NEW YORK — Thousands of police officers from across the nation packed a church and spilled onto streets Saturday to honor Officer Rafael Ramos as a devoted family man, aspiring chaplain and hero, though an air of unrest surrounding his ambush shooting was not completely pushed aside.

While mourners inside the church applauded politely as Mayor Bill de Blasio spoke, hundreds of officers outside turned their backs on him to protest what they see as his support for demonstrators angry over killings by police.

The rush of officers far and wide to New York for Ramos' funeral reminded some of the bond after the Sept. 11 attacks and Hurricane Sandy.
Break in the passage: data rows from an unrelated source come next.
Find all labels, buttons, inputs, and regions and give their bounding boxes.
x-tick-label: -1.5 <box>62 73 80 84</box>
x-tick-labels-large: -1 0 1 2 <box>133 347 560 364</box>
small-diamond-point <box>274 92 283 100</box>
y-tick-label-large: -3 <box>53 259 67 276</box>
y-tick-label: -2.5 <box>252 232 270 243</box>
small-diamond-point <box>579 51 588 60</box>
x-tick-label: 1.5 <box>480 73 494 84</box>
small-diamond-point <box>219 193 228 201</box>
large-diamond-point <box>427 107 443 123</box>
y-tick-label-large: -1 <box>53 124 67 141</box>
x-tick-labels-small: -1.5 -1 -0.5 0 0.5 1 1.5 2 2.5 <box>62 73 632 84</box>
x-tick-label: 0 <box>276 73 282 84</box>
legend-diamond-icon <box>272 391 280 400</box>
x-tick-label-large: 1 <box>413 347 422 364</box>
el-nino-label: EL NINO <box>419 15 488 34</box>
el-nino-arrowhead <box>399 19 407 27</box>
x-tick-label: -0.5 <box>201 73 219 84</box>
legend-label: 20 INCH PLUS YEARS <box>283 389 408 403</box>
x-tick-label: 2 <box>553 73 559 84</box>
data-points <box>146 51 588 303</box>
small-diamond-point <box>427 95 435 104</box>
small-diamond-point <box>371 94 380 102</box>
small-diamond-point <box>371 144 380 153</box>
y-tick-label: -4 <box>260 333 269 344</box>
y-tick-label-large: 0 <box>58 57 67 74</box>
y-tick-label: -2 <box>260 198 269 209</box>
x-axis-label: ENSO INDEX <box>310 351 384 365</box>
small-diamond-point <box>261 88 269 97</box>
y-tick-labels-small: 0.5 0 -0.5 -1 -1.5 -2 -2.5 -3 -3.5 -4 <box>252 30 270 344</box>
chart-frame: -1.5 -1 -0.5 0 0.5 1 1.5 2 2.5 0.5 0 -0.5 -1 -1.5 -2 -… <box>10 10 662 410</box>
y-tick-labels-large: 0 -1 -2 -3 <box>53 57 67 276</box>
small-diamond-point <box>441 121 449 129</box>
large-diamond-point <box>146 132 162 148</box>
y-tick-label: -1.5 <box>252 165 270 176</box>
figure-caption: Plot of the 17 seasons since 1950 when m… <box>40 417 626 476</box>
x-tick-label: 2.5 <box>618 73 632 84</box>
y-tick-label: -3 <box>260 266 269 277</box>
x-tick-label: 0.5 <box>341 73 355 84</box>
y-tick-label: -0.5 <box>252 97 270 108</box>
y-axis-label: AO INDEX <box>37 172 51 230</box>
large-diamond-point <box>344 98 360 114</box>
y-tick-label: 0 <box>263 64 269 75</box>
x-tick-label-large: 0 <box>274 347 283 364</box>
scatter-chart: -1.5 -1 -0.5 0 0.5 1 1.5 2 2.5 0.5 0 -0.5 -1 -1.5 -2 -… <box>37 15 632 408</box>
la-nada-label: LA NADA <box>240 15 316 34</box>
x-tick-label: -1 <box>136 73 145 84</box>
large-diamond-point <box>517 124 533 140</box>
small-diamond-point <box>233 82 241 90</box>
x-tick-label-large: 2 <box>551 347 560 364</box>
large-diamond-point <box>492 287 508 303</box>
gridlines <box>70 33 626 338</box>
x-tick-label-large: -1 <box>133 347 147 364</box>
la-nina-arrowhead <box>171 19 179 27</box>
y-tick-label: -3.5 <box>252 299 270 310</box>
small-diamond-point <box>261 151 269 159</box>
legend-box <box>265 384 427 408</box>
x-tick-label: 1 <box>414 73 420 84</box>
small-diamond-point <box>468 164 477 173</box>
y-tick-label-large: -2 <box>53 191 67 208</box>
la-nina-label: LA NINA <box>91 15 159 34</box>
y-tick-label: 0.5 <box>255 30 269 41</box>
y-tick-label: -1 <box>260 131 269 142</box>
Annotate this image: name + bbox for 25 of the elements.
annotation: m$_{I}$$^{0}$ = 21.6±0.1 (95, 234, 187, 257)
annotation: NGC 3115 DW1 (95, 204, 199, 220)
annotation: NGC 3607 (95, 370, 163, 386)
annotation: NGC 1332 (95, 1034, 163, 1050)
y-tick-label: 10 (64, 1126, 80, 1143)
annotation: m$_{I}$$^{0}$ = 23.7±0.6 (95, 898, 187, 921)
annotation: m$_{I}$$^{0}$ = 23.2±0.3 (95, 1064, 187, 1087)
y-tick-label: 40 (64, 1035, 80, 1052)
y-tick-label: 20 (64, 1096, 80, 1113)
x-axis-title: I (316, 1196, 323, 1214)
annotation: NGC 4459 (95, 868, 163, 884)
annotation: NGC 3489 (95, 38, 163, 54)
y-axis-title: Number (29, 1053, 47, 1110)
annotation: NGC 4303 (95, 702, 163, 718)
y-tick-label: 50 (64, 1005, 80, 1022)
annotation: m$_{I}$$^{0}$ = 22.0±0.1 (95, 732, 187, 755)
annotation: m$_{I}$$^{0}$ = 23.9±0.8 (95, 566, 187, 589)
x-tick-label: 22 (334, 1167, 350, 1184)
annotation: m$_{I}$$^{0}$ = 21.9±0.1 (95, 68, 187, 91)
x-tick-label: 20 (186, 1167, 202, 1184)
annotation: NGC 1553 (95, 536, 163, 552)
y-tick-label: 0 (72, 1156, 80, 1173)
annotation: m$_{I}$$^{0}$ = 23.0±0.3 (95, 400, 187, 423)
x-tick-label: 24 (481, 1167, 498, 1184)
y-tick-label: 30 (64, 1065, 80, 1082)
Vice President Joe Biden promised that the "incredibly diverse city can and will show the nation how to bridge any divide."

Still, tensions were evident when officers turned away from giant screens showing de Blasio, who has been harshly criticized by New York Police Department union officials as a contributor to a climate of mistrust that preceded the killings of Ramos and his partner, Wenjian Liu, on Dec. 20.

Sgt. Myron Joseph of the New Rochelle Police Department said he and fellow officers turned their backs spontaneously to "support our brothers in the NYPD."

In a statement, de Blasio's spokesman said: "The Ramos and Liu families, our Police Department and our city are dealing with an unconscionable tragedy. Our sole focus is unifying this city and honoring the lives of our two police officers."

The NYPD said through its public relations office that it had no comment.

In his eulogy, de Blasio said hearts citywide were broken after the shootings. "All of this city is grieving and grieving for so many reasons," de Blasio said. "But the most personal is that we've lost such a good man, and the family is in such pain."

Gov. Andrew Cuomo praised the sea of blue mourners for their professionalism at recent rallies over police conduct when protesters insulted them, and Biden spoke passionately about the effects of the officers' deaths.

"When an assassin's bullet targeted two officers, it targeted this city and it touched the soul of an entire nation," he said.

Police union officials in contentious contract negotiations with the city have faulted de Blasio for showing sympathy to protesters angry over the police deaths of Michael Brown in Ferguson, Mo., and Eric Garner on Staten Island.

At a hospital after the officers' slayings, the police union's president, Patrick Lynch, and others turned their backs on de Blasio.

After the funeral, Lynch declined to answer questions about officers turning their backs.

Ramos, 40, and Liu, 32, were shot to death without warning as they sat in their patrol car on a Brooklyn street. The shooter, Ismaaiyl Brinsley, 28, later killed himself. Brinsley had a history of posting online antipolice rants.